The COP21 Paris Agreement is not legally binding yet but does offer an outline of the path ahead. It has set ambitious targets to combat climate change and, whilst the precise route to meeting these targets isn’t yet certain, in order to achieve the Agreement’s objectives it is clear that significant finance will be needed in a range of areas, including technology investment, disaster planning and insurance.

In our recent post, we highlighted that the total of intended nationally determined contributions (INDCs) submitted was less than half of that required to meet the 2ºC reduction target for mitigating climate change.

The Paris Agreement , signed by all 195 parties, stated a target of 2°C but with the addition of a supplementary target of 1.5°C.  Whilst the INDCs don’t meet either target, a lower target does suggest a political appetite to support and finance increased investment in combating climate change.

Loss and Damage

The Agreement included an article dealing with the issue of loss and damage from climate change and this is a positive step.
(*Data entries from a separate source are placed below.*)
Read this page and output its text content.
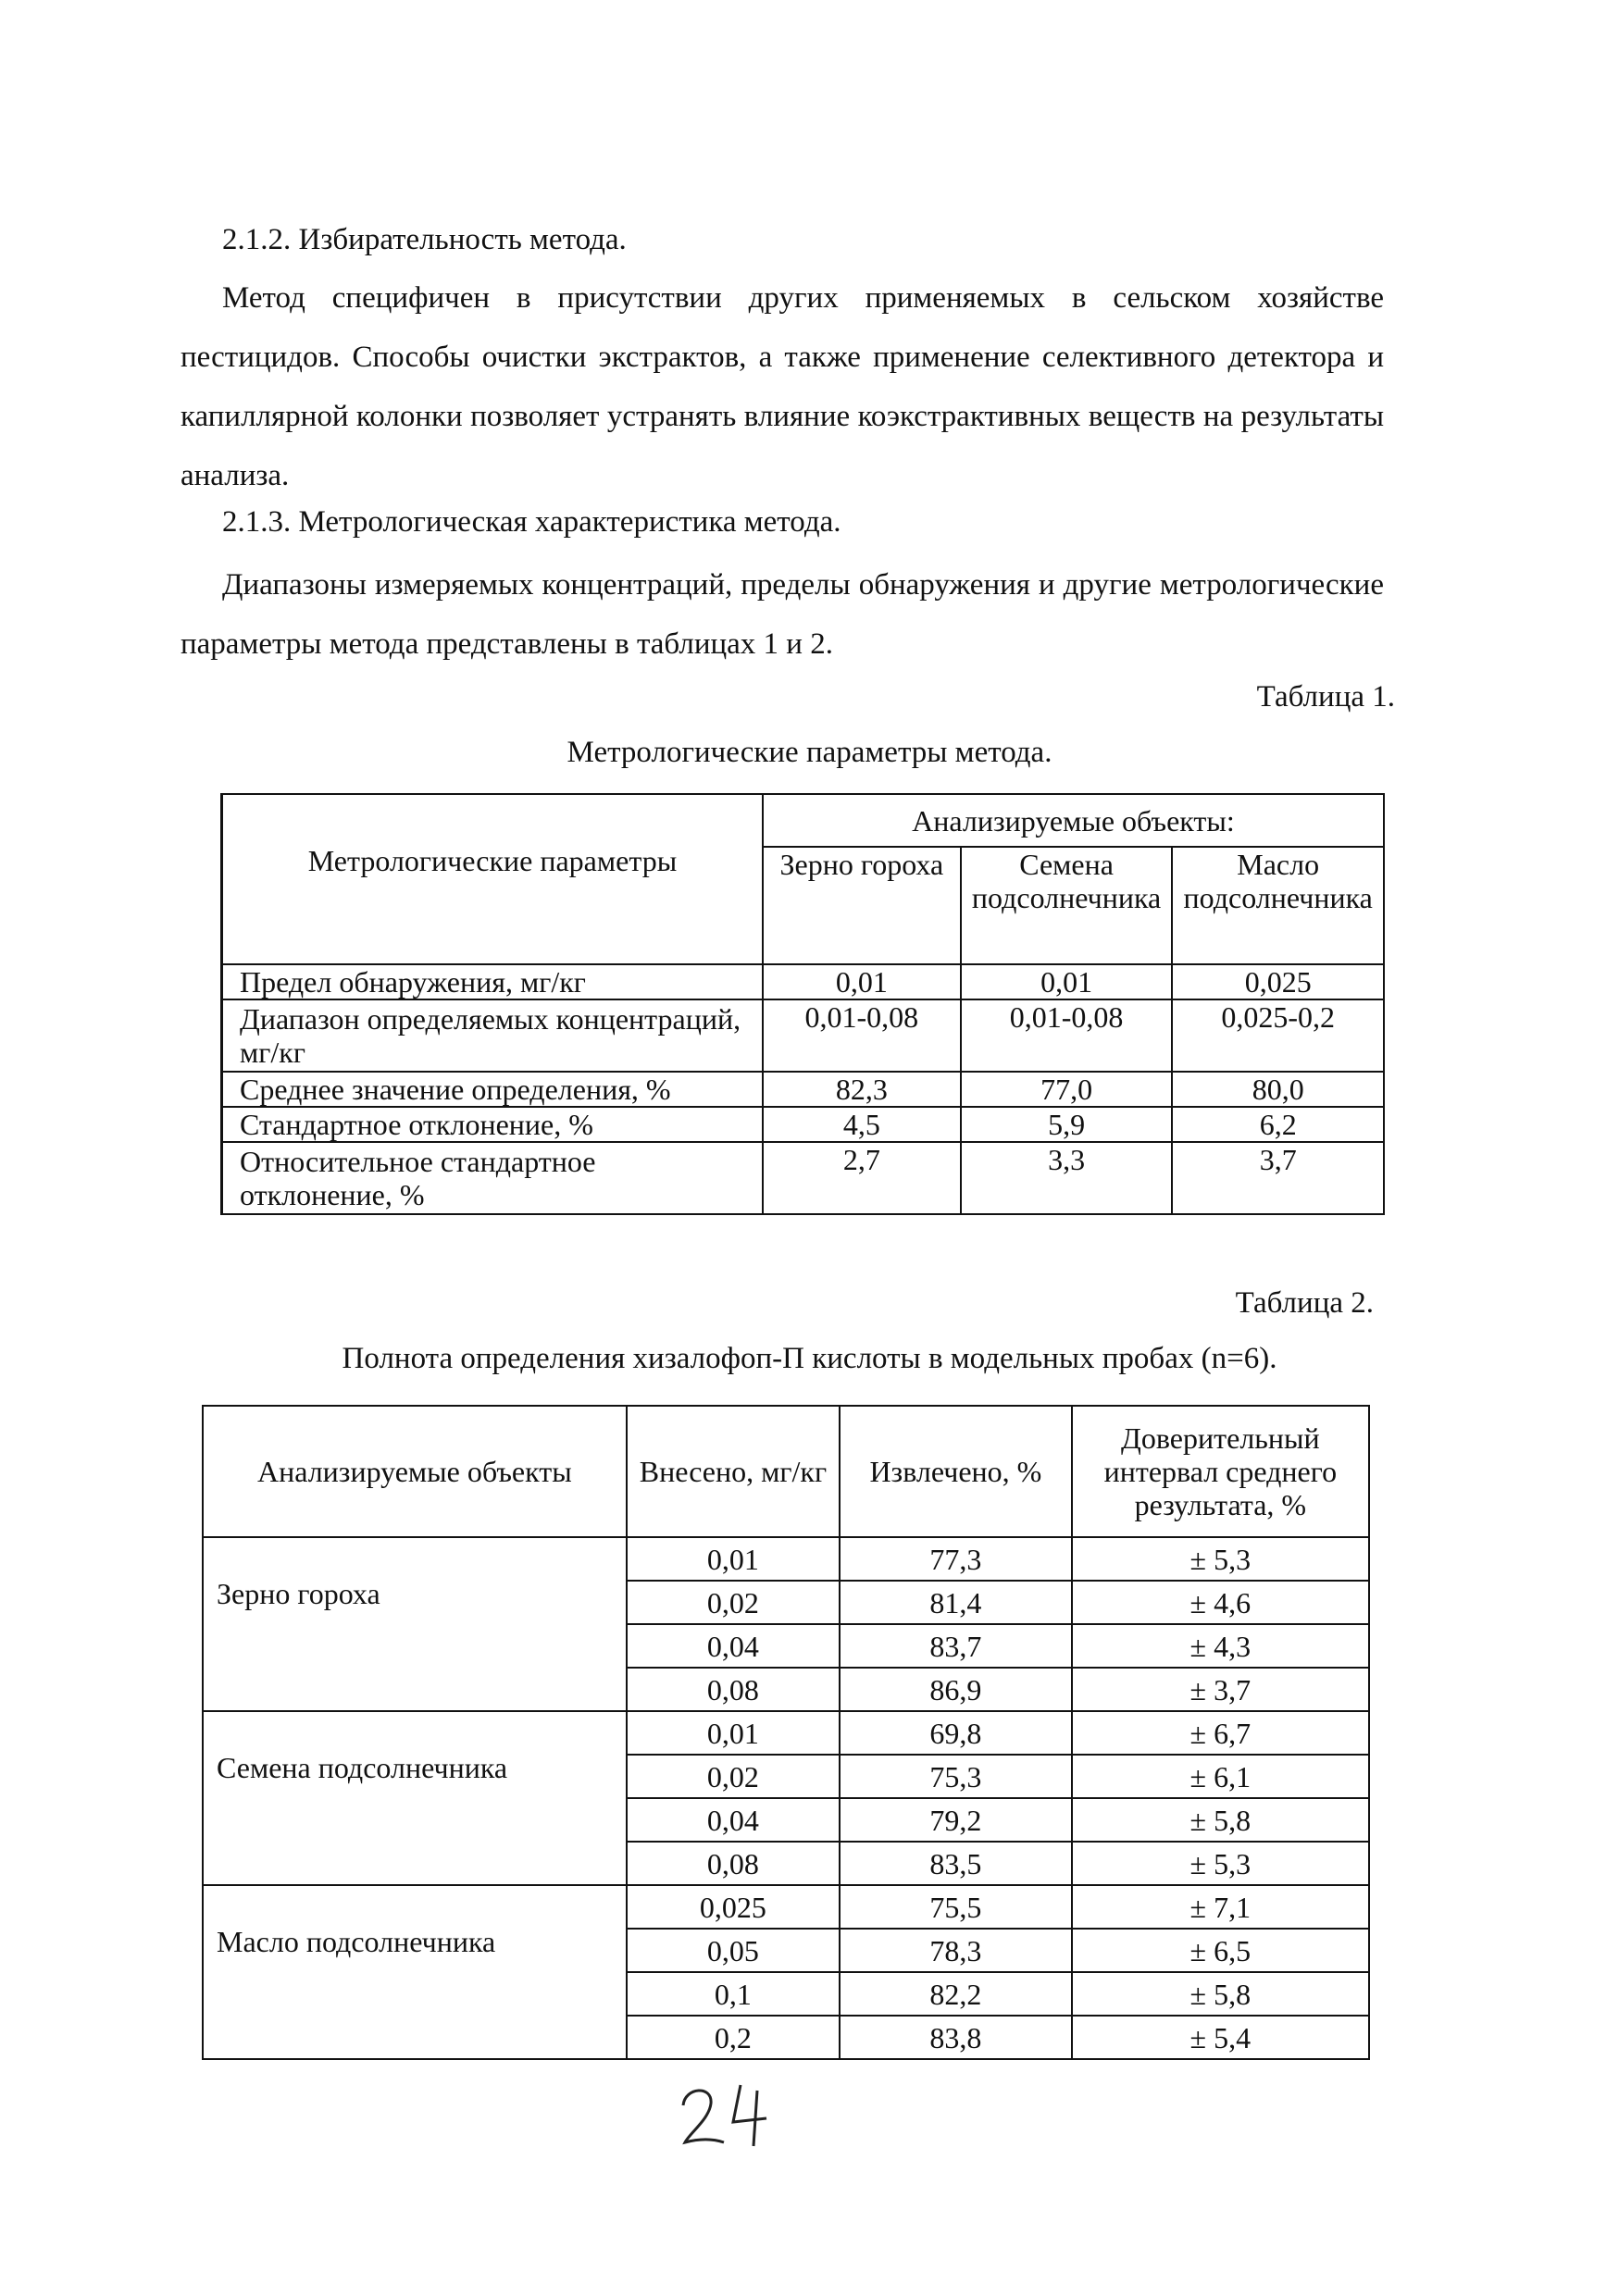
2.1.2. Избирательность метода.

Метод специфичен в присутствии других применяемых в сельском хозяйстве пестицидов. Способы очистки экстрактов, а также применение селективного детектора и капиллярной колонки позволяет устранять влияние коэкстрактивных веществ на результаты анализа.

2.1.3. Метрологическая характеристика метода.

Диапазоны измеряемых концентраций, пределы обнаружения и другие метрологические параметры метода представлены в таблицах 1 и 2.

Таблица 1.
Метрологические параметры метода.
Метрологические параметры	Анализируемые объекты:		
	Зерно гороха	Семена подсолнечника	Масло подсолнечника
Предел обнаружения, мг/кг	0,01	0,01	0,025
Диапазон определяемых концентраций, мг/кг	0,01-0,08	0,01-0,08	0,025-0,2
Среднее значение определения, %	82,3	77,0	80,0
Стандартное отклонение, %	4,5	5,9	6,2
Относительное стандартное отклонение, %	2,7	3,3	3,7
Таблица 2.
Полнота определения хизалофоп-П кислоты в модельных пробах (n=6).
Анализируемые объекты	Внесено, мг/кг	Извлечено, %	Доверительный интервал среднего результата, %
Зерно гороха	0,01	77,3	± 5,3
	0,02	81,4	± 4,6
	0,04	83,7	± 4,3
	0,08	86,9	± 3,7
Семена подсолнечника	0,01	69,8	± 6,7
	0,02	75,3	± 6,1
	0,04	79,2	± 5,8
	0,08	83,5	± 5,3
Масло подсолнечника	0,025	75,5	± 7,1
	0,05	78,3	± 6,5
	0,1	82,2	± 5,8
	0,2	83,8	± 5,4
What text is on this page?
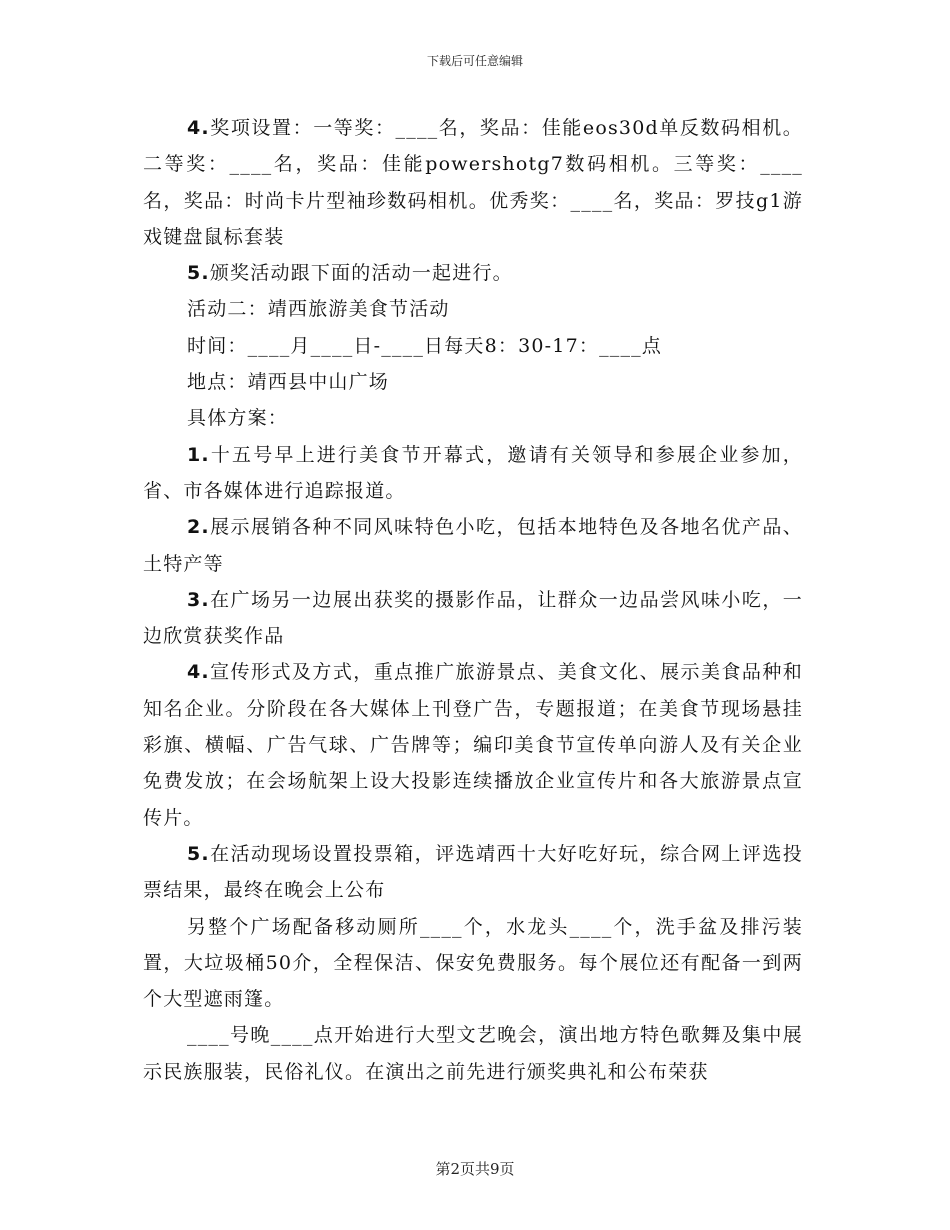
下载后可任意编辑

4.奖项设置：一等奖：____名，奖品：佳能eos30d单反数码相机。二等奖：____名，奖品：佳能powershotg7数码相机。三等奖：____名，奖品：时尚卡片型袖珍数码相机。优秀奖：____名，奖品：罗技g1游戏键盘鼠标套装

5.颁奖活动跟下面的活动一起进行。

活动二：靖西旅游美食节活动

时间：____月____日-____日每天8：30-17：____点

地点：靖西县中山广场

具体方案：

1.十五号早上进行美食节开幕式，邀请有关领导和参展企业参加，省、市各媒体进行追踪报道。

2.展示展销各种不同风味特色小吃，包括本地特色及各地名优产品、土特产等

3.在广场另一边展出获奖的摄影作品，让群众一边品尝风味小吃，一边欣赏获奖作品

4.宣传形式及方式，重点推广旅游景点、美食文化、展示美食品种和知名企业。分阶段在各大媒体上刊登广告，专题报道；在美食节现场悬挂彩旗、横幅、广告气球、广告牌等；编印美食节宣传单向游人及有关企业免费发放；在会场航架上设大投影连续播放企业宣传片和各大旅游景点宣传片。

5.在活动现场设置投票箱，评选靖西十大好吃好玩，综合网上评选投票结果，最终在晚会上公布

另整个广场配备移动厕所____个，水龙头____个，洗手盆及排污装置，大垃圾桶50介，全程保洁、保安免费服务。每个展位还有配备一到两个大型遮雨篷。

____号晚____点开始进行大型文艺晚会，演出地方特色歌舞及集中展示民族服装，民俗礼仪。在演出之前先进行颁奖典礼和公布荣获

第2页共9页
It adopted the Warsaw International Mechanism for Loss and Damage, and stressed that the signatories to the Agreement must work towards supporting measures to mitigate and adapt to risk through, amongst other strategies, greater investment in preparedness for the effects of climate change and insurance solutions.

Finance for developing countries

The Agreement targets financing of $100 billion per year to developing countries to adapt to, and mitigate the effects of, climate change. Whilst undoubtedly a positive ambition, there is significant uncertainty as to when and how this money is going to be provided.

Not yet legally binding

The Agreement will not be legally binding until it has been ratified by at least 55 countries representing 55% of global greenhouse gas emissions. This means that, for now, the UK government isn’t restrained by the Agreement in its policy options in addressing climate change. However, the government is still subject to the legally enforceable EU target for 2030 and it appears clear that further investment in impact mitigation and low carbon technologies will be needed to meet these targets.

What does this mean for the finance and low carbon technology industries?

Whilst the Agreement does not have the precision that many hoped for on key issues such as the provision of finance to developing countries and adoption of low carbon technologies globally, it is a step in the right direction. Furthermore, as the parties provide details on how they intend to meet their obligations under the Agreement, there should be significant investment opportunities on the horizon even before the Agreement becomes legally binding.